Sysctl configuration for high performance NTP server

Hi friends, i was thinking: is any recommended directives for sysctl.conf for a high performance NTP stratum 1 server? Also, is a good idea think in a preempt-rt with HZ=1000 kernel?

Best regards,

Luiz

If the server has enough RAM, you may want to reduce the chance of swapping pages to disk. This is controlled by the vm.swappiness setting. A lower setting reduces the swapping activity. Default is afaik 60, My server uses a value of 20, but you can set lower values if you want to.

vm.swappiness = 20

Another important performance setting is in the firewall where you have to switch off connection tracking for NTP packets. Assuming your server uses iptables, add the following lines to your iptables rules to stop connection tracking in the *raw table:

*raw
:PREROUTING ACCEPT [0:0]
:OUTPUT ACCEPT     [0:0]
# Do not perform connection tracking for NTP traffic
-A PREROUTING -p udp --dport 123 -j NOTRACK
-A OUTPUT     -p udp --sport 123 -j NOTRACK
COMMIT

If you have a large firewall filter set in the *filter table, it is also worth putting an accept rule for all NTP packets early in your *filter rule set to reduce the amount of kernel time used to process NTP packets:

*filter
# Here only some really necessary rules
-A INPUT -p udp --dport 123 -j ACCEPT
-A OUTPUT -p udp --sport 123 -j ACCEPT
# Here your other firewall rules
COMMIT

Please note that these two rules open both incoming and outgoing NTP traffic which is needed to get the NTP response packets back to the client. Due to the NOTRACK rules in the *raw table the firewall effectively works stateless on NTP packets and therefore doesn’t know if an outgoing packet is a response to a client request.

That is absolutely not what vm.swappiness does, although your assertion is a common misunderstanding. That setting controls the balance between reclaiming anonymous pages via swap, and reclaiming file-backed pages by discarding them, and has nothing much to do with controlling the system’s overall propensity to substitute disk I/O for memory. In both cases, if the system is low on memory, it’ll hit the disk, regardless of your vm.swappiness setting. As a general rule, unless you have very specific workload requirements that require tuning it, leave it alone.

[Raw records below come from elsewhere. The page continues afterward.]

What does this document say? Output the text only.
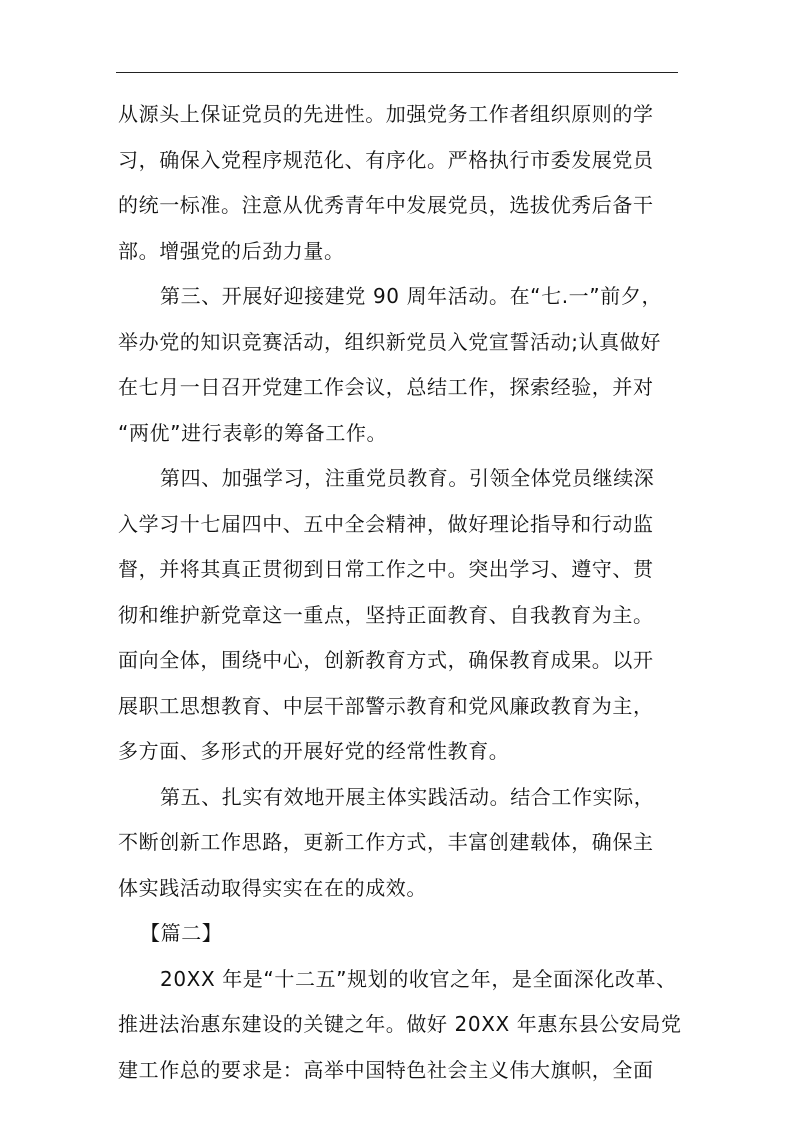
从源头上保证党员的先进性。加强党务工作者组织原则的学
习，确保入党程序规范化、有序化。严格执行市委发展党员
的统一标准。注意从优秀青年中发展党员，选拔优秀后备干
部。增强党的后劲力量。
第三、开展好迎接建党 90 周年活动。在“七.一”前夕，
举办党的知识竞赛活动，组织新党员入党宣誓活动;认真做好
在七月一日召开党建工作会议，总结工作，探索经验，并对
“两优”进行表彰的筹备工作。
第四、加强学习，注重党员教育。引领全体党员继续深
入学习十七届四中、五中全会精神，做好理论指导和行动监
督，并将其真正贯彻到日常工作之中。突出学习、遵守、贯
彻和维护新党章这一重点，坚持正面教育、自我教育为主。
面向全体，围绕中心，创新教育方式，确保教育成果。以开
展职工思想教育、中层干部警示教育和党风廉政教育为主，
多方面、多形式的开展好党的经常性教育。
第五、扎实有效地开展主体实践活动。结合工作实际，
不断创新工作思路，更新工作方式，丰富创建载体，确保主
体实践活动取得实实在在的成效。
【篇二】
20XX 年是“十二五”规划的收官之年，是全面深化改革、
推进法治惠东建设的关键之年。做好 20XX 年惠东县公安局党
建工作总的要求是：高举中国特色社会主义伟大旗帜，全面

See here for a good explanation of this setting: https://www.howtogeek.com/449691/what-is-swapiness-on-linux-and-how-to-change-it/

Also, for an NTP server, swap is fairly irrelevant anyway. Even for a pool server, the working memory required by the NTP daemon should be fairly trivial, and it won’t exhibit a notable churn of idle pages.

I would hardly count a howtogeek post written five days ago as an authoritative source. According to Redhat What does swappiness do and how does it affect swap_tendency? - Red Hat Customer Portal [site admin: I removed the trailing ‘:’ from the link so it works]

Overall, increasing this value will make the system more inclined to utilize swap space, leaving more memory free for caches. Decreasing this value will make the system less inclined to swap, and may improve application responsiveness.

Your link goes nowhere. But if it’s the article I’m thinking of, it’s out of date (applies to RHEL 4 & 5), and the way that setting works has changed since then.

Yes, my linked source is recent. I’m not relying on it as authoritative; I’m referencing it for you because it’s a good overview of what this setting actually does, and does a good job of demolishing the common fallacy regarding what this tunable is actually for, including a look at the relevant kernel source code.

That will bring you nothing as it will hurt other services that need to be performed by the kernel.
It may give network-delays and that is not good for NTP either.

This will bring nothing either, as swappiness just controls the aggressiveness your system will fallback to swapping, this will not happen if memory is not running out.
However you can stop swapping with it, but that is a bad idea.
In any case, swapping will not happen regardless the setting if you have enough memory because the Linux Kernel will always prefer memory over the swapfile.
My system runs many things (home-hosting, mail, motion, websdr etc) and has just 8GB, it never swaps.

In short, there isn’t much you can do if your CPU is fast and your connection fast enough to handle everything.

What you can do is exchange NTP with Chrony as Chrony is far better and faster.
Also is has a lot more information options to know what it’s actually doing.